Bir şikâyet durumunda belgesi iptal edilmeli.
.
Kuryeler kurallara uymalı, trafikteki diğer taşıt sürücüleri de onlara saygı duymalı.
Bu kadar basit…
***
NEDEN?
Nasıl bir ülkede yaşıyoruz?
Kime güveneceğiz?
.
Şu habere bakın önce:
“AFAD Deprem Dairesi Jeoloji Mühendisi Ahmet Temiz, ‘Hazırladıkları raporda 4 bin 581 okul ile hastaneler başta olmak üzere bin 578 kamu binasının yüksek risk altında faaliyetine devam ettiğini’ açıklamış.”
.
Adamın arsası var.
Müteahhitle anlaşıyor.
Müteahhit belediyeye müracaat ediyor ve “Ben şuraya bina yapacağım” diyor.
Belediye yerin durumuna bakıyor, “Tamam” diyerek, “Git şu duruma uygun proje çiz” diyor.
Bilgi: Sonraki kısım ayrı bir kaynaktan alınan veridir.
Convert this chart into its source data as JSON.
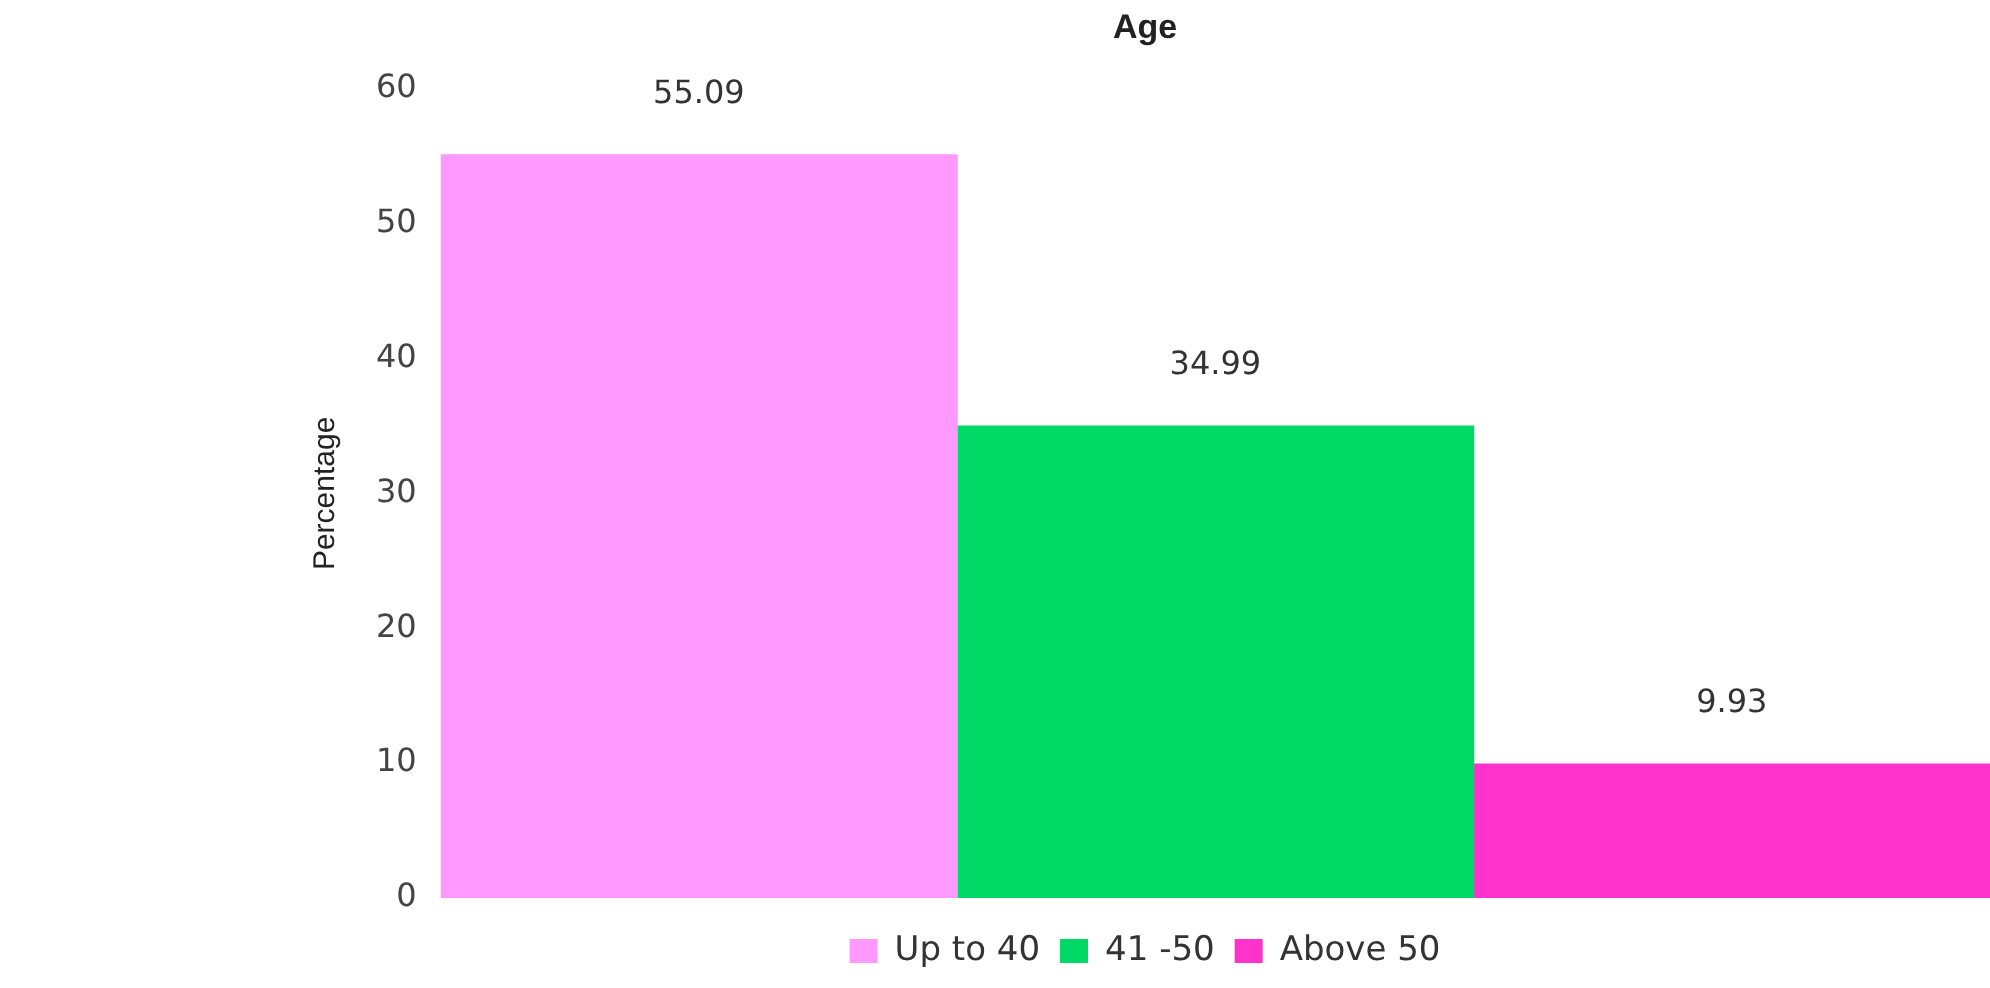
{
  "chart_data": {
    "type": "bar",
    "title": "Age",
    "ylabel": "Percentage",
    "categories": [
      null
    ],
    "series": [
      {
        "name": "Up to 40",
        "color": "#ff99ff",
        "values": [
          55.09
        ]
      },
      {
        "name": "41 -50",
        "color": "#00d966",
        "values": [
          34.99
        ]
      },
      {
        "name": "Above 50",
        "color": "#ff33cc",
        "values": [
          9.93
        ]
      }
    ],
    "ylim": [
      0,
      60
    ],
    "yticks": [
      0,
      10,
      20,
      30,
      40,
      50,
      60
    ],
    "grid": false,
    "legend": "bottom",
    "data_labels": true
  }
}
Müteahhit projeyi çizdiriyor.
Gerekli izinleri belediyeden alıyor.
Başlıyor yapmaya.
Yaparken kim bilir kaç kere kontrol mühendisi geliyor.
Bina bitiyor.
Bitişini kontrol için kontrol mühendisleri yine geliyor.
Oturma izni veriliyor.
Müteahhit bana evi satıyor.
Ben içindeyken deprem oluyor.
Ev yıkılıyor.
.
Adam diyor ki:
“Ev alırken kontrol ettirin…”
.
Soruyorum:
“Neden?”
.
AFAD’ın raporuna bakarsanız yanmışız.
Onca kamu binası, okul risk altında..
“Neden?”
.
Nasıl bir ülkeyiz ki, herkesin yaptığı yanına kar kalıyor?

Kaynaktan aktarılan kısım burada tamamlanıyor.